"metallic plate, usually of iron or steel, attached to the side of a ship or the outer wall of a fort to render it shot-proof," 1860, from armor + plate (n.).
Entries linking to armor-plate
armor n.
c. 1300, "mail, defensive covering worn in combat," also, generally, "means of protection," from Old French armeure "weapons, armor" (12c.), from Latin armatura "arms, equipment," from arma "weapons" (including defensive armor), literally "tools, implements (of war)," see arm (n.2). Figurative use in English is from mid-14c.

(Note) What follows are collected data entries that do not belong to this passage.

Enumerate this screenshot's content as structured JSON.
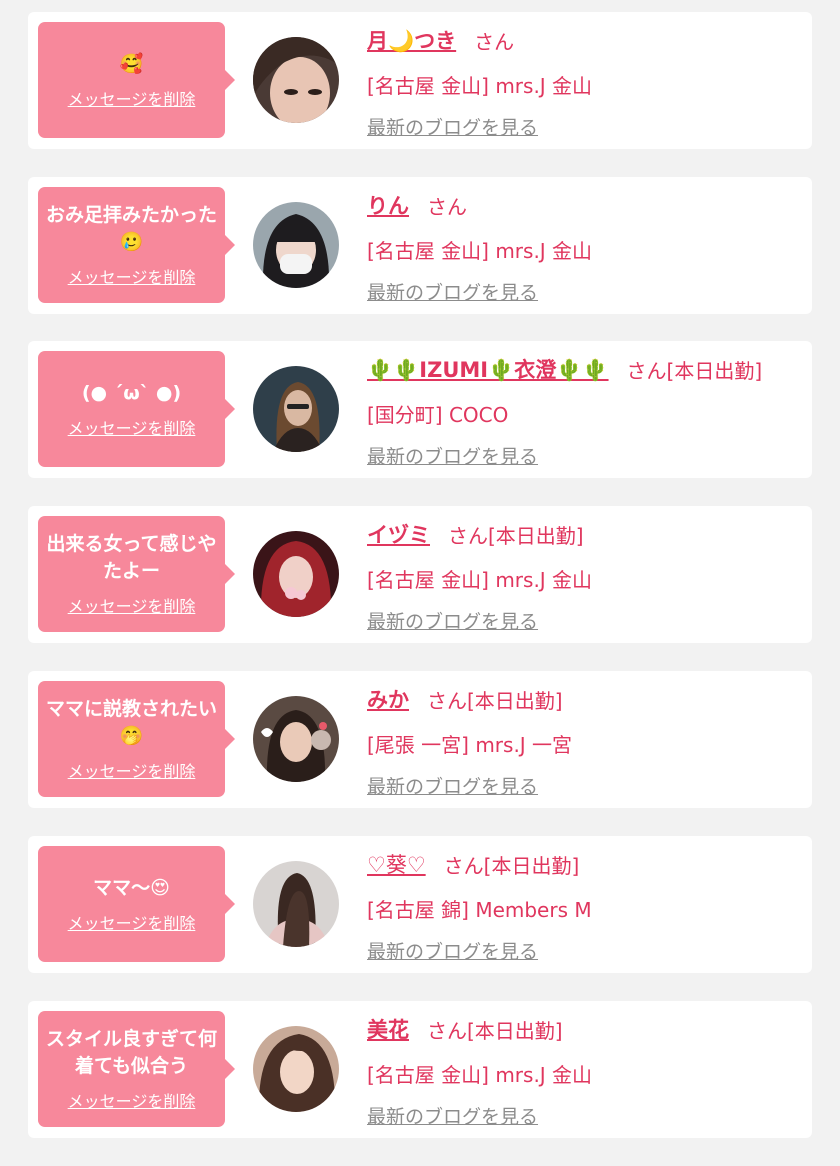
{
  "delete_label": "メッセージを削除",
  "blog_label": "最新のブログを見る",
  "colors": {
    "bubble": "#f7889b",
    "accent": "#e0365e",
    "link_gray": "#8c8c8c",
    "background": "#f2f2f2"
  },
  "messages": [
    {
      "message": "🥰",
      "name": "月🌙つき",
      "suffix": "さん",
      "shop": "[名古屋 金山] mrs.J 金山"
    },
    {
      "message": "おみ足拝みたかった🥲",
      "name": "りん",
      "suffix": "さん",
      "shop": "[名古屋 金山] mrs.J 金山"
    },
    {
      "message": "(● ˊωˋ ●)",
      "name": "🌵🌵IZUMI🌵衣澄🌵🌵",
      "suffix": "さん[本日出勤]",
      "shop": "[国分町] COCO"
    },
    {
      "message": "出来る女って感じやたよー",
      "name": "イヅミ",
      "suffix": "さん[本日出勤]",
      "shop": "[名古屋 金山] mrs.J 金山"
    },
    {
      "message": "ママに説教されたい🤭",
      "name": "みか",
      "suffix": "さん[本日出勤]",
      "shop": "[尾張 一宮] mrs.J 一宮"
    },
    {
      "message": "ママ〜😍",
      "name": "♡葵♡",
      "suffix": "さん[本日出勤]",
      "shop": "[名古屋 錦] Members M"
    },
    {
      "message": "スタイル良すぎて何着ても似合う",
      "name": "美花",
      "suffix": "さん[本日出勤]",
      "shop": "[名古屋 金山] mrs.J 金山"
    }
  ]
}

The meaning "military equipment generally," especially siege engines, is from late 14c. The word might have died with jousting if not for 19c. transference to metal-sheathed combat machinery beginning with U.S. Civil War ironclads (the word first is attested in this sense in an 1855 report from the U.S. Congressional Committee on Naval Affairs). The meaning "protective envelope of an animal" is from c. 1600.
plate n.
mid-13c., "flat sheet of gold or silver," also "flat, round coin," from Old French plate "thin piece of metal" (late 12c.), from Medieval Latin plata "plate, piece of metal," perhaps via Vulgar Latin *plattus, formed on model of Greek platys "flat, broad" (from PIE root *plat- "to spread"). The cognate in Spanish (plata) and Portuguese (prata) has become the usual word for "silver," superseding argento via a shortening of *plata d'argento "plate of silver, coin."

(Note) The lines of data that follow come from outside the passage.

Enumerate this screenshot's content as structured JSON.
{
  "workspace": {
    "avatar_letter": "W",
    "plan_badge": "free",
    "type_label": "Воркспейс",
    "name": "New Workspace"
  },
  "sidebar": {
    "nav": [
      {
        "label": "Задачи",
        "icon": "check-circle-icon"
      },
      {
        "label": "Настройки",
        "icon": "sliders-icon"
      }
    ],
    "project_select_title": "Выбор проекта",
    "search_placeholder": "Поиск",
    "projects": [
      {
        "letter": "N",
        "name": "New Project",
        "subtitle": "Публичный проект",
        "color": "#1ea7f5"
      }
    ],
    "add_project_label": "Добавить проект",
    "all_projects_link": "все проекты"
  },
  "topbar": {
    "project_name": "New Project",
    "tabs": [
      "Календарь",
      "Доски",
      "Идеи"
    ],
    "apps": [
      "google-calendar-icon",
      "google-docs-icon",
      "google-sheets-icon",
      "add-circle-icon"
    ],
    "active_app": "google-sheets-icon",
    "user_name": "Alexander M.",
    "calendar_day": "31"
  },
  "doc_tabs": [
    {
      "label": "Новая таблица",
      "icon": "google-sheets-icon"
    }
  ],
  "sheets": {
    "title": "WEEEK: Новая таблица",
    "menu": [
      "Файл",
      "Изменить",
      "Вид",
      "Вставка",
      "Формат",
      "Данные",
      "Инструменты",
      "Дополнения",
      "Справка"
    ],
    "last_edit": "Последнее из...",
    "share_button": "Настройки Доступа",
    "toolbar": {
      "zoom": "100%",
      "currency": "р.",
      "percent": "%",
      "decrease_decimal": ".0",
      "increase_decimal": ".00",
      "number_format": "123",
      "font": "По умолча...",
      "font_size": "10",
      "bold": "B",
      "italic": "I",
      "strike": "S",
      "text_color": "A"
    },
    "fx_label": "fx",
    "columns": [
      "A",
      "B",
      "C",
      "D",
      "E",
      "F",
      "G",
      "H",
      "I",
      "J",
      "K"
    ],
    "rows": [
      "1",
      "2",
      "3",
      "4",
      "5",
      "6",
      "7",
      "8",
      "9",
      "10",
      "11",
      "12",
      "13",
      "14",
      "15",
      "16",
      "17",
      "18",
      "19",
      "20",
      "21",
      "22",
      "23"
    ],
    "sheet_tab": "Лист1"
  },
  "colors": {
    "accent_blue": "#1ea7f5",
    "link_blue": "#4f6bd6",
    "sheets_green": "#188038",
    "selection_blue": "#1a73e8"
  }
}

From 14c. as "armor made of sheets of metal." Meaning "table utensils" (originally of silver or gold only) is from Middle English. Meaning "shallow dish on which food is served at table," now usually of china or earthenware, originally of metal or wood, is from mid-15c. Meaning "articles which have been covered with a plating of precious metal" is from 1540s.

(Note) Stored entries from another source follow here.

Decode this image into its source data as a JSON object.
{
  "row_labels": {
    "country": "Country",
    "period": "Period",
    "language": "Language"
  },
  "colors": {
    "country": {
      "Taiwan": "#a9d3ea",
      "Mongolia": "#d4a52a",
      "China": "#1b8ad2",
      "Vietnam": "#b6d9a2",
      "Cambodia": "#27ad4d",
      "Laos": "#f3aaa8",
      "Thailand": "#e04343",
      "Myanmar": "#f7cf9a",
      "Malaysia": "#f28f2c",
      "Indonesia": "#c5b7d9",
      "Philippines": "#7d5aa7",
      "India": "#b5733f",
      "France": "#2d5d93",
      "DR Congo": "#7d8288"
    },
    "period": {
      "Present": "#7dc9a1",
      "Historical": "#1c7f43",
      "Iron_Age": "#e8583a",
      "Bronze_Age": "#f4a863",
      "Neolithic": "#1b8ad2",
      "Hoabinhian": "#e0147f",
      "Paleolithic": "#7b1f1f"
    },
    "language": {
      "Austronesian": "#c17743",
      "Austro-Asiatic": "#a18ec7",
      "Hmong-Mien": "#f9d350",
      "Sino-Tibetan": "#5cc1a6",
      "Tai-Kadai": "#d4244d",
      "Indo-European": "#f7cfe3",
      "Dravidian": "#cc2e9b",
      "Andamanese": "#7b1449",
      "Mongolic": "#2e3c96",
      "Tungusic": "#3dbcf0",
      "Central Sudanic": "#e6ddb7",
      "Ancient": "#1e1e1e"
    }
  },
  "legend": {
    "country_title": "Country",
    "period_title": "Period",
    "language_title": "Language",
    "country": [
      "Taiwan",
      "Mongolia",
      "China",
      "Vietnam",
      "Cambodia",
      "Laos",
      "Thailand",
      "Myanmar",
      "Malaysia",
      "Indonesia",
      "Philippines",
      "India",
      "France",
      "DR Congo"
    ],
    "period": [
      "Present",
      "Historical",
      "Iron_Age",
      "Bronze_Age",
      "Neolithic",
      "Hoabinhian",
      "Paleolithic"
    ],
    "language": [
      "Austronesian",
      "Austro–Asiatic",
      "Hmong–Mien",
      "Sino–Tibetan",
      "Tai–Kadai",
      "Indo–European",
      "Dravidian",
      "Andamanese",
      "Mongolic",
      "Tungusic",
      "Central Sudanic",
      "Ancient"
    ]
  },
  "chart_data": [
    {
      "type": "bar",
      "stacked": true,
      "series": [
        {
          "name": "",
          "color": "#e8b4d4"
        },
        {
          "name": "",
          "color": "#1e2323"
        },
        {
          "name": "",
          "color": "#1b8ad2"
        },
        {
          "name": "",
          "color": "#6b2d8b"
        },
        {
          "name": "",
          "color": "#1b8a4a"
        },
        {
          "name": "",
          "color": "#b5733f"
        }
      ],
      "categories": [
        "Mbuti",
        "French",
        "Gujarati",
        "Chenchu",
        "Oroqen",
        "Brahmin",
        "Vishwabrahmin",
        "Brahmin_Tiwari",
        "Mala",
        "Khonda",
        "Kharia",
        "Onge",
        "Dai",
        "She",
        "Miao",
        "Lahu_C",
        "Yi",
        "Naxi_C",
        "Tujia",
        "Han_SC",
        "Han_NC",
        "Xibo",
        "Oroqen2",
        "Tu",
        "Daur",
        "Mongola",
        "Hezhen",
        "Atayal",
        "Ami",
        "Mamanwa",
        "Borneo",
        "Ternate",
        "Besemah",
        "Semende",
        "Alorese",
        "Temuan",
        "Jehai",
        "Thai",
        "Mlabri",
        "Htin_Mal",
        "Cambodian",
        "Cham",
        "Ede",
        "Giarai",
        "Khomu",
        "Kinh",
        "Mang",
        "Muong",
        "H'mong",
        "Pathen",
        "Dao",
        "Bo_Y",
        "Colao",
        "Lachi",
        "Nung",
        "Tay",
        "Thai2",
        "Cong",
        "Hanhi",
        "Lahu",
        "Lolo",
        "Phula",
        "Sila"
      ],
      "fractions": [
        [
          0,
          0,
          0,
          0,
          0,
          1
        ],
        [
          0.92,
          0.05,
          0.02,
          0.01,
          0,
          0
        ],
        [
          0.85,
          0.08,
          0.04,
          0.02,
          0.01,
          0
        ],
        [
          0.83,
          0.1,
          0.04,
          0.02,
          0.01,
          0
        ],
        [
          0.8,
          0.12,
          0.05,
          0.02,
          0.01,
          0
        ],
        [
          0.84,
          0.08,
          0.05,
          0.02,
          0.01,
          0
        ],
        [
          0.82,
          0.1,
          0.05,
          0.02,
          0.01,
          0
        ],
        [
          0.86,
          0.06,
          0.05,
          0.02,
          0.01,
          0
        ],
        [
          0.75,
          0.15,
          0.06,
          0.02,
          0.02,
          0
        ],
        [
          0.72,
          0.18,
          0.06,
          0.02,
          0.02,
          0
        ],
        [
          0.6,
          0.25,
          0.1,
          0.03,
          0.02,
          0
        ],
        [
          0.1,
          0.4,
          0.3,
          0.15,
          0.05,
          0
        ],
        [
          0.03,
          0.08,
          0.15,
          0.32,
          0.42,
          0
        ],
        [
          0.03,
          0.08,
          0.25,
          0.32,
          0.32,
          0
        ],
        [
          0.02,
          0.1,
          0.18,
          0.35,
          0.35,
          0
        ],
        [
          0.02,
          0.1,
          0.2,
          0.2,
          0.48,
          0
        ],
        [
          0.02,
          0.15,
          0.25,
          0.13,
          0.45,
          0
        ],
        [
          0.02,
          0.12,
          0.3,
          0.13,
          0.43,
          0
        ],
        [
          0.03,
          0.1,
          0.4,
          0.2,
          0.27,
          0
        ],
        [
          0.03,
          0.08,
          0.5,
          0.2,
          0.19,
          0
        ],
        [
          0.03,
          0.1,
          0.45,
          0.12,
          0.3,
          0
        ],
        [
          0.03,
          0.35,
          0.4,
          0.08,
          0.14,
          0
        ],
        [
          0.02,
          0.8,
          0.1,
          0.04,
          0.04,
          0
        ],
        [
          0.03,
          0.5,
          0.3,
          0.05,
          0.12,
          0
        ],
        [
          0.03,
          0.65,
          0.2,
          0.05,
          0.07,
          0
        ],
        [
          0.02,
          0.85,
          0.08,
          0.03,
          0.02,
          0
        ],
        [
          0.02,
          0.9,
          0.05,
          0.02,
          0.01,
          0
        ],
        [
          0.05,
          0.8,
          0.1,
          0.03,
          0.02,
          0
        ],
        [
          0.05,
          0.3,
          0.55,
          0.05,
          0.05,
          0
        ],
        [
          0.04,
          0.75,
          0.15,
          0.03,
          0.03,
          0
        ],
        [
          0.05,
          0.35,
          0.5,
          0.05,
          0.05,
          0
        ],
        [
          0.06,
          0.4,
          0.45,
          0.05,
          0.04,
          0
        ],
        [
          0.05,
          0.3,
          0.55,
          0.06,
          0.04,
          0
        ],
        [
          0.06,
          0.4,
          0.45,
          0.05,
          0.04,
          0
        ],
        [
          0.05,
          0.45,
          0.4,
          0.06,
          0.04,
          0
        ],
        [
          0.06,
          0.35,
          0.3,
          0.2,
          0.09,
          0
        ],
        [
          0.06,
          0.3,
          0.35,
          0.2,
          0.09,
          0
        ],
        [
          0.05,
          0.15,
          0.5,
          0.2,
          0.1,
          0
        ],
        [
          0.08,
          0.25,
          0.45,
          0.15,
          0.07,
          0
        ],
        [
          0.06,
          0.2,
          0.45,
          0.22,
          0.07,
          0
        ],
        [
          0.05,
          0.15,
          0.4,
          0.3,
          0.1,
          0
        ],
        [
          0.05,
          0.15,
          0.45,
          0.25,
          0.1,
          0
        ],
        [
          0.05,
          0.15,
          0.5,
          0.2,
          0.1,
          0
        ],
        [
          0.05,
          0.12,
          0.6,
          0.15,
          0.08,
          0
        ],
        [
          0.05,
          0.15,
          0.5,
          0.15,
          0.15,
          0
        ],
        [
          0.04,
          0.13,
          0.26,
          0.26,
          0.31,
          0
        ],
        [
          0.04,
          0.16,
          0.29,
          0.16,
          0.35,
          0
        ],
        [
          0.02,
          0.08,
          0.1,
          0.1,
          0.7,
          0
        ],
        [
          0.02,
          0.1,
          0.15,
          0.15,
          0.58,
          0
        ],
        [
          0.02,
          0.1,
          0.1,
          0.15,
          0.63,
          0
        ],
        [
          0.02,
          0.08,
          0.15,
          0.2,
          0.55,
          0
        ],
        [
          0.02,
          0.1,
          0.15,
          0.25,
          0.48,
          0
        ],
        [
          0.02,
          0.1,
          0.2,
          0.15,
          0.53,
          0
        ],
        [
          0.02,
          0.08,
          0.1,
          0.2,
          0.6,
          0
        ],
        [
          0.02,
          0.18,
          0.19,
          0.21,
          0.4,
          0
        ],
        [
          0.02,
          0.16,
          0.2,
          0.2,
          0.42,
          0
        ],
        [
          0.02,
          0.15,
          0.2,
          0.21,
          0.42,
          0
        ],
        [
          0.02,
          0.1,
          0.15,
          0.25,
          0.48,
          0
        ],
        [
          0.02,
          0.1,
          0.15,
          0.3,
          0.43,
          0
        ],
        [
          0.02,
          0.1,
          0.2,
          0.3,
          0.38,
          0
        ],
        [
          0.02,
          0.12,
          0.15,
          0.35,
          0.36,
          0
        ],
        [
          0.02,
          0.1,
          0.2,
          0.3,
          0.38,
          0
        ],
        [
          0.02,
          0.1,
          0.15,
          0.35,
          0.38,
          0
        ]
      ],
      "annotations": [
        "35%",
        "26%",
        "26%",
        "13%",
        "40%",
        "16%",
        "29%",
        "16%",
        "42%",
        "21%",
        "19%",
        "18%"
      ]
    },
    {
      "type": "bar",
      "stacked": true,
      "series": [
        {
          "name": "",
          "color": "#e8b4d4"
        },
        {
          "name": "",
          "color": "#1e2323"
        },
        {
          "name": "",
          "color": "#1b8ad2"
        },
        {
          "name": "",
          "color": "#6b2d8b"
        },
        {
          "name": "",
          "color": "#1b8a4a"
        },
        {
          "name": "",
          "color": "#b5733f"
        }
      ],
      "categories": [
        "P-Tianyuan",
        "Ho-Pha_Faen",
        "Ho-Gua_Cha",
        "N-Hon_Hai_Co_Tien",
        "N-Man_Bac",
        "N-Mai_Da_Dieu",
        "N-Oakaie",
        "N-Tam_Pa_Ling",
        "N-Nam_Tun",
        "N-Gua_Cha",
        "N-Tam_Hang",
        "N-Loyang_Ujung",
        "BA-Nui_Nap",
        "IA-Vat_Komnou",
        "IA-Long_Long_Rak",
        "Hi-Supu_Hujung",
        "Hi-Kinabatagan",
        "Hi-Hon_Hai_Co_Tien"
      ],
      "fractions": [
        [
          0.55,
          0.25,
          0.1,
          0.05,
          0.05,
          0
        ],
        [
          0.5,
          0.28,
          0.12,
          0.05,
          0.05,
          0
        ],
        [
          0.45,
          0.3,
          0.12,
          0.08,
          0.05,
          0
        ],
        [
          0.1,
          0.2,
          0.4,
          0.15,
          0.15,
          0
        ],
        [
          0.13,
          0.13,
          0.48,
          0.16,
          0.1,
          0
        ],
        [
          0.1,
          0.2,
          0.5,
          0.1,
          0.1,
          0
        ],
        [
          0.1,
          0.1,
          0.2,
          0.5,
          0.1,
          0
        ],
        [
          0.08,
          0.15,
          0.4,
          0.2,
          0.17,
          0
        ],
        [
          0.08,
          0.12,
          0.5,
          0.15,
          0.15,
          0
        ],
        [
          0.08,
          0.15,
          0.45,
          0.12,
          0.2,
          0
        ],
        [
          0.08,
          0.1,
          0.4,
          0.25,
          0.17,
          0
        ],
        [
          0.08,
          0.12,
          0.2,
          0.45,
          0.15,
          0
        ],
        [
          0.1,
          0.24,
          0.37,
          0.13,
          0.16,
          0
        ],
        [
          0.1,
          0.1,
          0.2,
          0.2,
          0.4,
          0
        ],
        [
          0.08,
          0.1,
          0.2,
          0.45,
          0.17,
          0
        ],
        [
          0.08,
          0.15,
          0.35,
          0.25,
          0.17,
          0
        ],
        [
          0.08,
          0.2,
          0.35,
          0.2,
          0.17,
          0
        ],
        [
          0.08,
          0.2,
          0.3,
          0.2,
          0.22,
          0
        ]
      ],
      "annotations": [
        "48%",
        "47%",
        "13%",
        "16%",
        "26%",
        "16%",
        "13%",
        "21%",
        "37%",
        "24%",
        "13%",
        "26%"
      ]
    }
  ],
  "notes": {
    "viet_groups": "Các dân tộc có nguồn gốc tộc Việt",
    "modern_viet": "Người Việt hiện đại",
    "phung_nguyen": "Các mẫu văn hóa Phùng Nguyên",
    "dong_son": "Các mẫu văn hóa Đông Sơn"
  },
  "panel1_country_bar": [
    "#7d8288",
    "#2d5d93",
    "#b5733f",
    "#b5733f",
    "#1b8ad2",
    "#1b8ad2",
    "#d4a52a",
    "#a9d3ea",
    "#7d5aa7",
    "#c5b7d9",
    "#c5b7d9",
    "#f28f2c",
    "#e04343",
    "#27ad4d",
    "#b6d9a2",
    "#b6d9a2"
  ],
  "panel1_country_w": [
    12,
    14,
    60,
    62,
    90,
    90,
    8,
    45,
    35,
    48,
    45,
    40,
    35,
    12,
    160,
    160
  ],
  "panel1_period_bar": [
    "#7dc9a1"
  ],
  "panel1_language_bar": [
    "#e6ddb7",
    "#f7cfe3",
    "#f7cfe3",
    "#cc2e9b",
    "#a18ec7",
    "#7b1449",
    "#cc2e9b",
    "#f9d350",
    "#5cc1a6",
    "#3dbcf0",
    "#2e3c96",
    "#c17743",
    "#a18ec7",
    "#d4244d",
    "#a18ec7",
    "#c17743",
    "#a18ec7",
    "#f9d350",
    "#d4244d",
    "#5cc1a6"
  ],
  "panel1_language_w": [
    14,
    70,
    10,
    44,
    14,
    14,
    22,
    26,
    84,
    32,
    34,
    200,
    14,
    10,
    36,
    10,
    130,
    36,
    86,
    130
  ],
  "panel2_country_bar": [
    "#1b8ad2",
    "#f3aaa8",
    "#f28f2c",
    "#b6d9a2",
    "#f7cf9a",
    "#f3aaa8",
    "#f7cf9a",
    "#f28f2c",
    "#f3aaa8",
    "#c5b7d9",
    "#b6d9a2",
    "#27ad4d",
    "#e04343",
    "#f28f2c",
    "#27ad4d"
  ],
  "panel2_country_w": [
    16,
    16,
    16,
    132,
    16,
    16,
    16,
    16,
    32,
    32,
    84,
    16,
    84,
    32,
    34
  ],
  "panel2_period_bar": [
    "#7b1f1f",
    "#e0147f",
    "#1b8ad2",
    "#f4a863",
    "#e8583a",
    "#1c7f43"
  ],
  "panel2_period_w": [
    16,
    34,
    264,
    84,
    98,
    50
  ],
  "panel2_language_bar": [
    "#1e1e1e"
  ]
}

In photography, "common rectangular piece of glass used to receive the picture," by 1840. The baseball sense "home base" is from 1857. Geological sense "nearly rigid part of the earth's lithosphere" is attested from 1904; plate tectonics is attested from 1967. Plate-glass for a superior kind of thick glass used for mirrors, shop-windows, etc., is recorded from 1729.